I wonder if this "storyboard" approach to design is just a So-Cal thing, or if it will actually spread. It seems to me like that part of the country is so steeped in movie culture that all the design professions soak it up(see bldgblog's recent posts about architecture in movies). Like, maybe No-Cal designers soak up the programming approach, and they would see architecture as "code" that programs human interactions.
Posted by: Sonia | 05/22/2007 at 16:45
'consume' as an urban potential, to make vibrant life, whatever bad it is, I'm agree with that statement.

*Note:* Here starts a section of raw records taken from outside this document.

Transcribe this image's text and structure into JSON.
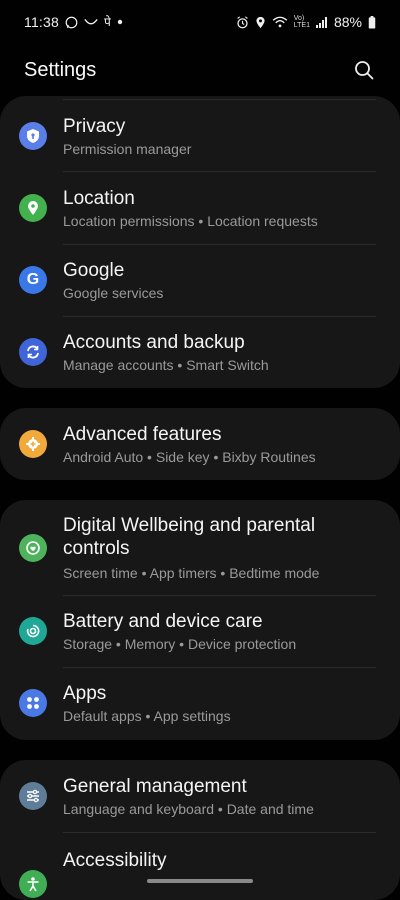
{
  "status": {
    "time": "11:38",
    "left_icons": [
      "whatsapp-icon",
      "messaging-icon",
      "pe-app-icon",
      "dot"
    ],
    "pe_glyph": "पे",
    "network_top": "Vo)",
    "network_bottom": "LTE1",
    "battery": "88%"
  },
  "header": {
    "title": "Settings"
  },
  "cards": [
    {
      "items": [
        {
          "title": "Privacy",
          "subtitle": "Permission manager",
          "icon": "privacy-shield-icon",
          "color": "#5b7fe8"
        },
        {
          "title": "Location",
          "subtitle": "Location permissions  •  Location requests",
          "icon": "location-pin-icon",
          "color": "#43b24e"
        },
        {
          "title": "Google",
          "subtitle": "Google services",
          "icon": "google-icon",
          "color": "#3b78e7"
        },
        {
          "title": "Accounts and backup",
          "subtitle": "Manage accounts  •  Smart Switch",
          "icon": "sync-icon",
          "color": "#3f65d8"
        }
      ]
    },
    {
      "items": [
        {
          "title": "Advanced features",
          "subtitle": "Android Auto  •  Side key  •  Bixby Routines",
          "icon": "gear-plus-icon",
          "color": "#f2a93b"
        }
      ]
    },
    {
      "items": [
        {
          "title": "Digital Wellbeing and parental controls",
          "subtitle": "Screen time  •  App timers  •  Bedtime mode",
          "icon": "wellbeing-icon",
          "color": "#4eb35c"
        },
        {
          "title": "Battery and device care",
          "subtitle": "Storage  •  Memory  •  Device protection",
          "icon": "device-care-icon",
          "color": "#1fa895"
        },
        {
          "title": "Apps",
          "subtitle": "Default apps  •  App settings",
          "icon": "apps-grid-icon",
          "color": "#4a78e4"
        }
      ]
    },
    {
      "items": [
        {
          "title": "General management",
          "subtitle": "Language and keyboard  •  Date and time",
          "icon": "sliders-icon",
          "color": "#5f7d98"
        },
        {
          "title": "Accessibility",
          "subtitle": "",
          "icon": "accessibility-icon",
          "color": "#3fae54"
        }
      ]
    }
  ]
}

Posted by: AM Putra | 05/27/2007 at 05:18
Hey Chris!
I found out where Diller and Scofidio got their design idea for Phantom House! I rented a DVD of episodes from a classic TV show from the '60's called The Thunderbirds. Here's the house (see the last picture on the page):
http://www.fanderson.org.uk/epguides/tbirds2eg.html#Episode%20Six
The show itself is quaint in its optimistic belief in technology's ability to save humanity. Hey, wait a minute...isn't the premise of the Phantom House the optimistic belief in technology's ability to save the earth?
Do you get the feeling we've come full circle in our attitudes towards science and technology? Remember reading about chernobyl in the 6th grade? Back then, we thought science and technology would be our downfall; now, we think it will be our salvation.